Markets in the region looked set to start the week on a defensive tone on Monday despite slight gains seen on Wall Street in the last session.

Futures in Asia pointed to a subdued open, with Nikkei futures traded in Chicago lower by 0.15 percent compared to the index’s Friday close. Markets in Australia, meanwhile, will be closed on Monday.

U.S. stocks closed slightly higher on Friday, with major indexes finishing the week higher despite caution over trade-related tensions playing out at the G-7 summit, which concluded on Saturday.

The Dow Jones industrial average rose 0.3 percent, or 75.12 points, to close at 25,316.53, the S&P 5&P 500 advanced 0.31 percent to 2,779.03 and the Nasdaq composite gained 0.14 percent to end at 7,645.51.

The major averages rose at least 1.2 percent for the week.
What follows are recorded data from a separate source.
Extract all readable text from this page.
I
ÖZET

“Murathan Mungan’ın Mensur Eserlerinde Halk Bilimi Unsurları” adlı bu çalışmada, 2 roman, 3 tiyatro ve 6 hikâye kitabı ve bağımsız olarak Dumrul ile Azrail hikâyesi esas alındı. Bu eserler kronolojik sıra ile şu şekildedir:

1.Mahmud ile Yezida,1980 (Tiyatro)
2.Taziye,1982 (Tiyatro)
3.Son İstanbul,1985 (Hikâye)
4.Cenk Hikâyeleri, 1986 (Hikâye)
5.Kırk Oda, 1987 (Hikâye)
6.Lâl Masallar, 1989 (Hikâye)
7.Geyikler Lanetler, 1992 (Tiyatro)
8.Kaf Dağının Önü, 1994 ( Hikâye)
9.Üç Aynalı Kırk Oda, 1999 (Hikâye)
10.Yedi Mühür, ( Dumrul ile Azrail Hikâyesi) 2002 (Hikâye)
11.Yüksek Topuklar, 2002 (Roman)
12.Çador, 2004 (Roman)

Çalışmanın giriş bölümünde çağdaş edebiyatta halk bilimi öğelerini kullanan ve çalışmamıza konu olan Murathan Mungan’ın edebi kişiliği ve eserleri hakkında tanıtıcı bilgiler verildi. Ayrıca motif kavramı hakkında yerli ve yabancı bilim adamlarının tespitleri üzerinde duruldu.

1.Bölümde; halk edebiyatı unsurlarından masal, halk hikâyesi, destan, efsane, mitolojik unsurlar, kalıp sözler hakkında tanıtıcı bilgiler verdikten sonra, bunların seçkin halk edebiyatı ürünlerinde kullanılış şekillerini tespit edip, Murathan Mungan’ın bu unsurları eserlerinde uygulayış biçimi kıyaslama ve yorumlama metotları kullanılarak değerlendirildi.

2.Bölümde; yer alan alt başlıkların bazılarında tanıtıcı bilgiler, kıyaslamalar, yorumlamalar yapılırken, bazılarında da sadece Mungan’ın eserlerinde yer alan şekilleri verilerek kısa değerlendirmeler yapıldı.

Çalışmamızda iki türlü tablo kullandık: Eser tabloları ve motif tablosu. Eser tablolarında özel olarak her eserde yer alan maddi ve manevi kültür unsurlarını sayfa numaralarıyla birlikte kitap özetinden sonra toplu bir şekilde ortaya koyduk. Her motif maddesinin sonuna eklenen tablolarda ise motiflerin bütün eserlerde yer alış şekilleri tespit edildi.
Investors are likely keep an eye on trade tensions between the U.S. and its traditional allies, including Canada and the European Union. U.S. President Donald Trump on the weekend withdrew his support for a G-7 declaration and criticized Canadian Prime Minister Justin Trudeau for being “dishonest and weak.”

The Trump administration had applied tariffs on aluminum and steel tariffs on other G-7 members ahead of the G-7 summit last week.
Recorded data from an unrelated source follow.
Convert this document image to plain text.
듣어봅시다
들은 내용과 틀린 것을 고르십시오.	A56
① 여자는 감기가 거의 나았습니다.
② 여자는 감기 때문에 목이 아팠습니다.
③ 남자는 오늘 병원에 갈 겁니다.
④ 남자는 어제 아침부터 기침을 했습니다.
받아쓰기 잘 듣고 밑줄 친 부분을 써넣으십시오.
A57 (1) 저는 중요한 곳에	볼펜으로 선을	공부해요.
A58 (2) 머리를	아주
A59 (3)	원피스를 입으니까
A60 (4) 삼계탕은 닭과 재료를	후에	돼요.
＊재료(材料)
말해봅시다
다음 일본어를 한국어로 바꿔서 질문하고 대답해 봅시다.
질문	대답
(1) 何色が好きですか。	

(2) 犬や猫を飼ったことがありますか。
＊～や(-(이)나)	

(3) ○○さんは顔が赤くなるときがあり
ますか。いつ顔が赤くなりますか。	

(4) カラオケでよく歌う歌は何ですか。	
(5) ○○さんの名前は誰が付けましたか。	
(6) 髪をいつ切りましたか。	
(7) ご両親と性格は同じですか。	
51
German Chancellor Angela Merkel said the EU was preparing its own countermeasures against the U.S., Reuters reported.

The gains notched stateside on Friday were in contrast to declines seen in European and Asian markets, with the pan-European Stoxx 600 slipping 0.21 percent. MSCI’s index of shares in Asia Pacific excluding Japan had fallen more than 1 percent in the last session.

Meanwhile, a planned summit between Trump and North Korean leader Kim Jong Un that’s taking place in Singapore on Tuesday is expected to take center stage. Both arrived in the country on Sunday and are set to make history as the first sitting leaders of their respective countries to meet face-to-face.